While M and K is bought together 3 times in {M,O,N,K,E,Y}, {M,A,K,E} AND {M,U,C, K, Y}

After doing that for all the pairs we get

Item Pairs	Number of transactions
MO	1
MK	3
ME	2
MY	2
OK	3
OE	3
OY	2
KE	4
KY	3
EY	2

Step 5: Golden rule to the rescue. Remove all the item pairs with number of transactions less than three and we are left with

Item Pairs	Number of transactions
MK	3
OK	3
OE	3
KE	4
KY	3

These are the pairs of items frequently bought together.

Now let’s say we want to find a set of three items that are brought together.

We use the above table (table in step 5) and make a set of 3 items.

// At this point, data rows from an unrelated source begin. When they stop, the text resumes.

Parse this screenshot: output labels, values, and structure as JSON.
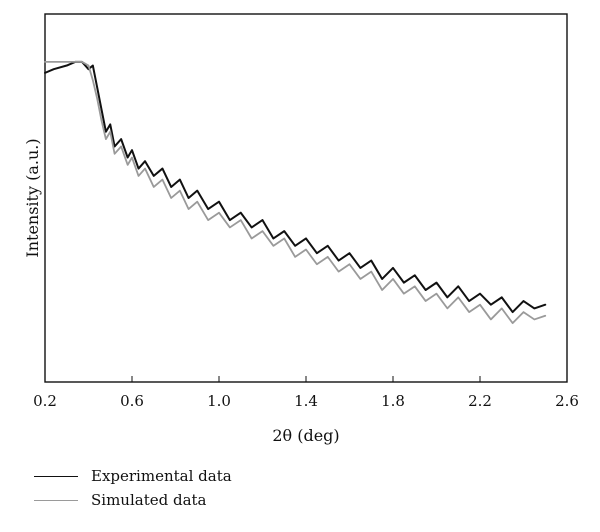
{
  "chart_data": {
    "type": "line",
    "title": "",
    "subtitle": "",
    "xlabel": "2θ (deg)",
    "ylabel": "Intensity (a.u.)",
    "xlim": [
      0.2,
      2.6
    ],
    "ylim": [
      0,
      1
    ],
    "x_ticks": [
      0.2,
      0.6,
      1.0,
      1.4,
      1.8,
      2.2,
      2.6
    ],
    "x_tick_labels": [
      "0.2",
      "0.6",
      "1.0",
      "1.4",
      "1.8",
      "2.2",
      "2.6"
    ],
    "y_ticks_shown": false,
    "grid": false,
    "legend_position": "bottom-left",
    "series": [
      {
        "name": "Experimental data",
        "color": "#111111",
        "x": [
          0.2,
          0.24,
          0.3,
          0.34,
          0.37,
          0.4,
          0.42,
          0.44,
          0.46,
          0.48,
          0.5,
          0.52,
          0.55,
          0.58,
          0.6,
          0.63,
          0.66,
          0.7,
          0.74,
          0.78,
          0.82,
          0.86,
          0.9,
          0.95,
          1.0,
          1.05,
          1.1,
          1.15,
          1.2,
          1.25,
          1.3,
          1.35,
          1.4,
          1.45,
          1.5,
          1.55,
          1.6,
          1.65,
          1.7,
          1.75,
          1.8,
          1.85,
          1.9,
          1.95,
          2.0,
          2.05,
          2.1,
          2.15,
          2.2,
          2.25,
          2.3,
          2.35,
          2.4,
          2.45,
          2.5
        ],
        "y": [
          0.84,
          0.85,
          0.86,
          0.87,
          0.87,
          0.85,
          0.86,
          0.8,
          0.74,
          0.68,
          0.7,
          0.64,
          0.66,
          0.61,
          0.63,
          0.58,
          0.6,
          0.56,
          0.58,
          0.53,
          0.55,
          0.5,
          0.52,
          0.47,
          0.49,
          0.44,
          0.46,
          0.42,
          0.44,
          0.39,
          0.41,
          0.37,
          0.39,
          0.35,
          0.37,
          0.33,
          0.35,
          0.31,
          0.33,
          0.28,
          0.31,
          0.27,
          0.29,
          0.25,
          0.27,
          0.23,
          0.26,
          0.22,
          0.24,
          0.21,
          0.23,
          0.19,
          0.22,
          0.2,
          0.21
        ]
      },
      {
        "name": "Simulated data",
        "color": "#9a9a9a",
        "x": [
          0.2,
          0.24,
          0.3,
          0.34,
          0.37,
          0.4,
          0.42,
          0.44,
          0.46,
          0.48,
          0.5,
          0.52,
          0.55,
          0.58,
          0.6,
          0.63,
          0.66,
          0.7,
          0.74,
          0.78,
          0.82,
          0.86,
          0.9,
          0.95,
          1.0,
          1.05,
          1.1,
          1.15,
          1.2,
          1.25,
          1.3,
          1.35,
          1.4,
          1.45,
          1.5,
          1.55,
          1.6,
          1.65,
          1.7,
          1.75,
          1.8,
          1.85,
          1.9,
          1.95,
          2.0,
          2.05,
          2.1,
          2.15,
          2.2,
          2.25,
          2.3,
          2.35,
          2.4,
          2.45,
          2.5
        ],
        "y": [
          0.87,
          0.87,
          0.87,
          0.87,
          0.87,
          0.86,
          0.82,
          0.77,
          0.71,
          0.66,
          0.68,
          0.62,
          0.64,
          0.59,
          0.61,
          0.56,
          0.58,
          0.53,
          0.55,
          0.5,
          0.52,
          0.47,
          0.49,
          0.44,
          0.46,
          0.42,
          0.44,
          0.39,
          0.41,
          0.37,
          0.39,
          0.34,
          0.36,
          0.32,
          0.34,
          0.3,
          0.32,
          0.28,
          0.3,
          0.25,
          0.28,
          0.24,
          0.26,
          0.22,
          0.24,
          0.2,
          0.23,
          0.19,
          0.21,
          0.17,
          0.2,
          0.16,
          0.19,
          0.17,
          0.18
        ]
      }
    ]
  }
}
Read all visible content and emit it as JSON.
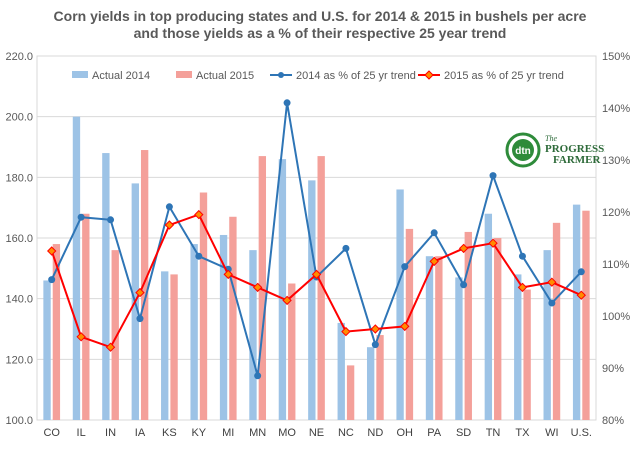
{
  "chart_data": {
    "type": "bar",
    "title_line1": "Corn yields in top producing states and U.S. for 2014 & 2015 in bushels per acre",
    "title_line2": "and those yields as a % of their respective 25 year trend",
    "categories": [
      "CO",
      "IL",
      "IN",
      "IA",
      "KS",
      "KY",
      "MI",
      "MN",
      "MO",
      "NE",
      "NC",
      "ND",
      "OH",
      "PA",
      "SD",
      "TN",
      "TX",
      "WI",
      "U.S."
    ],
    "bar_series": [
      {
        "name": "Actual 2014",
        "color": "#9dc3e6",
        "values": [
          146,
          200,
          188,
          178,
          149,
          158,
          161,
          156,
          186,
          179,
          132,
          124,
          176,
          154,
          147,
          168,
          148,
          156,
          171
        ]
      },
      {
        "name": "Actual 2015",
        "color": "#f4a09a",
        "values": [
          158,
          168,
          156,
          189,
          148,
          175,
          167,
          187,
          145,
          187,
          118,
          128,
          163,
          154,
          162,
          160,
          143,
          165,
          169
        ]
      }
    ],
    "line_series": [
      {
        "name": "2014  as % of 25 yr trend",
        "color": "#2e75b6",
        "values": [
          107,
          119,
          118.5,
          99.5,
          121,
          111.5,
          109,
          88.5,
          141,
          107.5,
          113,
          94.5,
          109.5,
          116,
          106,
          127,
          111.5,
          102.5,
          108.5
        ]
      },
      {
        "name": "2015 as % of 25 yr trend",
        "color": "#ff0000",
        "values": [
          112.5,
          96,
          94,
          104.5,
          117.5,
          119.5,
          108,
          105.5,
          103,
          108,
          97,
          97.5,
          98,
          110.5,
          113,
          114,
          105.5,
          106.5,
          104
        ]
      }
    ],
    "y_left": {
      "min": 100,
      "max": 220,
      "step": 20,
      "ticks": [
        "100.0",
        "120.0",
        "140.0",
        "160.0",
        "180.0",
        "200.0",
        "220.0"
      ]
    },
    "y_right": {
      "min": 80,
      "max": 150,
      "step": 10,
      "ticks": [
        "80%",
        "90%",
        "100%",
        "110%",
        "120%",
        "130%",
        "140%",
        "150%"
      ]
    },
    "grid": "horizontal",
    "legend": "top"
  },
  "logo": {
    "mark": "dtn",
    "line1": "The",
    "line2": "PROGRESSIVE",
    "line3": "FARMER"
  }
}
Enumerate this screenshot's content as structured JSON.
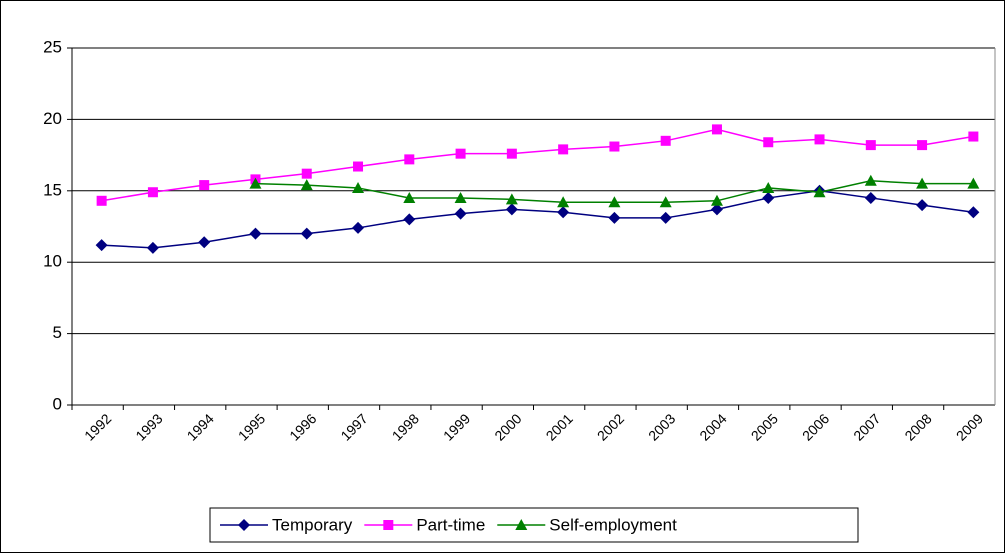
{
  "chart_data": {
    "type": "line",
    "categories": [
      "1992",
      "1993",
      "1994",
      "1995",
      "1996",
      "1997",
      "1998",
      "1999",
      "2000",
      "2001",
      "2002",
      "2003",
      "2004",
      "2005",
      "2006",
      "2007",
      "2008",
      "2009"
    ],
    "series": [
      {
        "name": "Temporary",
        "color": "#000080",
        "marker": "diamond",
        "values": [
          11.2,
          11.0,
          11.4,
          12.0,
          12.0,
          12.4,
          13.0,
          13.4,
          13.7,
          13.5,
          13.1,
          13.1,
          13.7,
          14.5,
          15.0,
          14.5,
          14.0,
          13.5
        ]
      },
      {
        "name": "Part-time",
        "color": "#ff00ff",
        "marker": "square",
        "values": [
          14.3,
          14.9,
          15.4,
          15.8,
          16.2,
          16.7,
          17.2,
          17.6,
          17.6,
          17.9,
          18.1,
          18.5,
          19.3,
          18.4,
          18.6,
          18.2,
          18.2,
          18.8
        ]
      },
      {
        "name": "Self-employment",
        "color": "#008000",
        "marker": "triangle",
        "values": [
          null,
          null,
          null,
          15.5,
          15.4,
          15.2,
          14.5,
          14.5,
          14.4,
          14.2,
          14.2,
          14.2,
          14.3,
          15.2,
          14.9,
          15.7,
          15.5,
          15.5
        ]
      }
    ],
    "ylim": [
      0,
      25
    ],
    "yticks": [
      0,
      5,
      10,
      15,
      20,
      25
    ],
    "grid": true,
    "legend": "bottom"
  }
}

Step 6: To make the set of three items we need one more rule (it’s termed as self-join),

It simply means, from the Item pairs in the above table, we find two pairs with the same first Alphabet, so we get

· OK and OE, this gives OKE

· KE and KY, this gives KEY

Then we find how many times O,K,E are bought together in the original table and same for K,E,Y and we get the following table

Item Set	Number of transactions
OKE	3
KEY	2

While we are on this, suppose you have sets of 3 items say ABC, ABD, ACD, ACE, BCD and you want to generate item sets of 4 items you look for two sets having the same first two alphabets.

· ABC and ABD -> ABCD

· ACD and ACE -> ACDE

And so on … In general you have to look for sets having just the last alphabet/item different.

Step 7: So we again apply the golden rule, that is, the item set must be bought together at least 3 times which leaves us with just OKE, Since KEY are bought together just two times.

Thus the set of three items that are bought together most frequently are O,K,E.